Es war Anfang Januar dieses Jahres. Mit einem jungen begeisterten Naturforscher wanderte ich über Berg und Thal und hielt Rast in einem ländlichen Wirtshause. Da saßen auch die Korn-, Obst- und Weinbauern und sprachen, wie nicht anders zu erwarten war, von dem kommenden Wetter. Wie weit waren sie in dieser Hinsicht uns beiden Studierten über! Ausgerüstet mit allen Kenntnissen der Naturkunde, waren wir nicht imstande, die mutmaßliche Witterung über den nächsten Tag hinaus vorherzusagen, und die erfahrenen Leute am Nachbartische raisonnierten drauf los, wie sich die Witterung im Laufe des ganzen Jahres gestalten werde! Nun erfuhren wir, daß der Winter lange dauern und erst spät der Frühling kommen werde. Ende Mai sollen noch Fröste und selbst im Juni einigemal Reif sich einstellen; darauf kämen ein heißer, gewitterreicher Sommer und ein regnerischer Herbst, bis endlich ein mäßig kalter Winter mit vielen Schneefällen das Jahr abschließen würde. Viel Korn und viel Futter würde das Jahr dem Landwirt bringen, dem Obst- und Weinbauer aber weniger hold sein. Die Leute verschwiegen nicht die Quelle, aus der sie ihr weitgehendes Wissen geschöpft hatten: solches steht gedruckt in dem Hundertjährigen Kalender und wenn auch dieser Wetterprophet nicht gerade unfehlbar ist, so treffen doch seine Voraussagen nicht selten zu – also meinten die fleißigen Bauern, die mit Wind und Wetter anders rechnen müssen als die Städter.

Der junge Naturforscher an meiner Seite, ein Großstadtkind durch und durch, war erstaunt und empört über einen derartigen Mangel an Bildung. „Wie beschränkt sind die Leute, daß sie über derartiges Zeug im Ernst reden können,“ rief er, als wir weiter durch die Gebirgslandschaft wanderten. „Fürwahr, hier hat der Geist des Fortschritts Halt gemacht, und die Leute stehen in ihrer Geistesbildung um Jahrhunderte zurück!“

Mir kam jedoch das Erlebte nicht so schlimm vor. Der Hundertjährige Kalender ist wohl noch ein Ueberbleibsel alten Aberglaubens, aber er ist doch eine gestürzte und sterbende Größe. Und was den Wetteraberglauben anbelangt, so waren jene Bauern durchaus nicht so befangen wie ihre Vorfahren in früheren Jahrhunderten.

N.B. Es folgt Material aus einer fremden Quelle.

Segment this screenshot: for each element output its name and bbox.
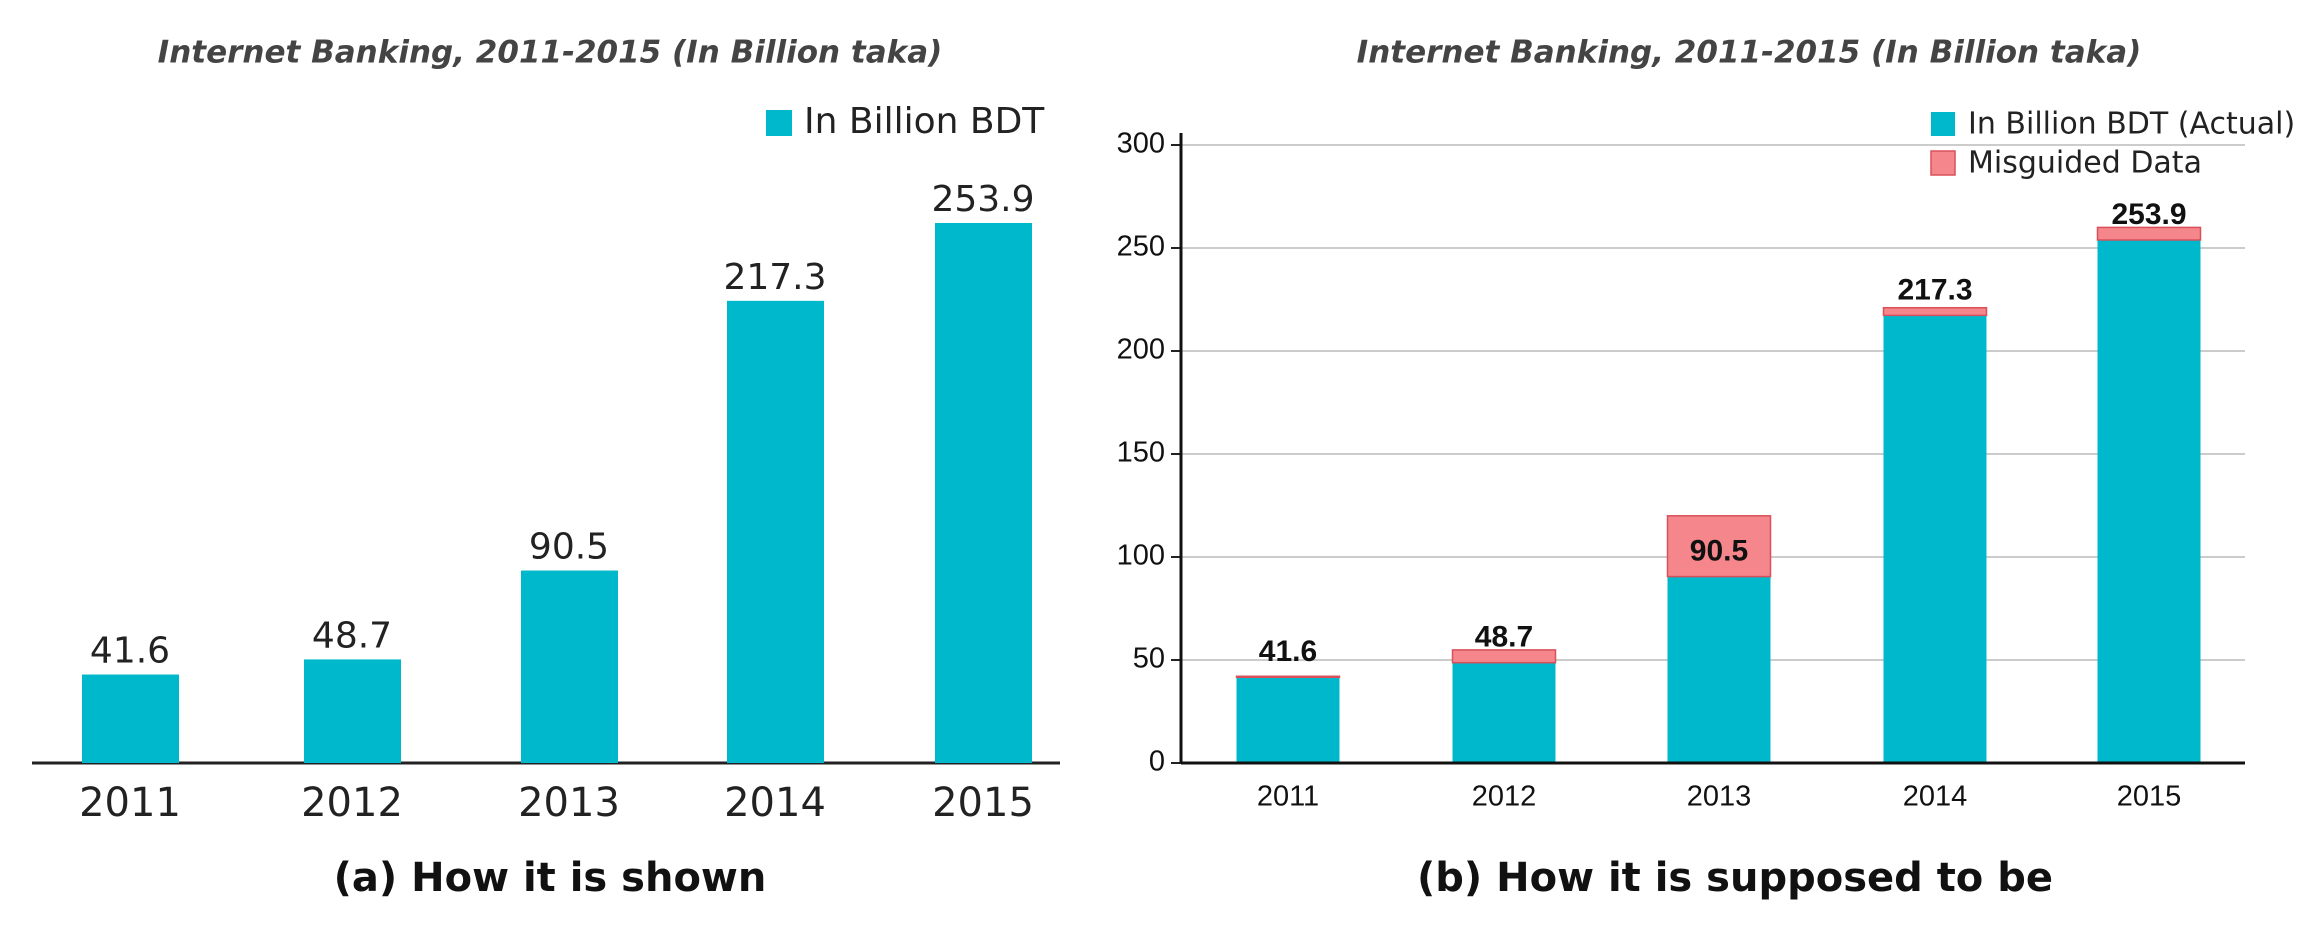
x-tick-label: 2015: [2117, 781, 2182, 813]
x-tick-label: 2015: [932, 780, 1034, 826]
legend-swatch: [766, 110, 792, 136]
data-label: 253.9: [2111, 198, 2186, 231]
caption: (a) How it is shown: [334, 855, 767, 901]
data-label: 217.3: [723, 257, 826, 298]
data-label: 253.9: [931, 179, 1034, 220]
x-tick-label: 2012: [301, 780, 403, 826]
bar: [521, 570, 618, 763]
bar-segment: [2097, 239, 2201, 763]
bar-segment: [1235, 675, 1341, 679]
x-tick-label: 2011: [79, 780, 181, 826]
bar-segment: [1666, 515, 1772, 578]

Ich besann mich auf ein Büchlein, das ich einst in den Händen gehalten hatte. Es war eine jener Flugschriften, die unsre heutigen Zeitungen ersetzten. Anno 1596 war sie als „Dreyerlei Warhaffte newe zeittung“ in Regensburg erschienen und die dritte Neuigkeit, über die sie berichtete, war: „Auß dem Landt Westuahlen, von der Statt Ossenbruckh, wie man auff einen Tag 133 Unhulden verbrennt hat, auch was Wunderes sie gestifft und bekendt und getrieben, geschehen den 9. Aprilis diß 96. Jars.“ Es waren arme Wetterhexen, denen man derart mit Feuer zu Leibe gegangen war, und es hieß von ihnen in jener „Zeittung“: „Weiter habens bekend der massen, wie sie habn außgehen lassen grausame Wetter und Wasserguß mit Hagel und mit Steinen, großen Schaden gethan an Bäumen wol durch ihr Teuffels Kunst.“ Solche Folgen kann der Wetteraberglauben in unserem Jahrhundert doch nicht mehr nach sich ziehen; wie abergläubisch auch hier und dort unser Volk noch sein mag, einer solchen Schandthat wäre es heute nimmermehr fähig – wir sind gegen früher gewaltig fortgeschritten und wenn wir mit Geduld weiter arbeiten, so wird es uns gelingen, auch die harmloseren Reste des Aberglaubens auszurotten! Stets muß man aber dabei bedenken, daß Meinungen, die Jahrtausende bestanden und sich von Geschlechtern zu Geschlechtern vererbt haben, nur langsam zu Fall gebracht werden können; und auf einer solchen uralten Anschauung beruht auch der Hundertjährige Kalender.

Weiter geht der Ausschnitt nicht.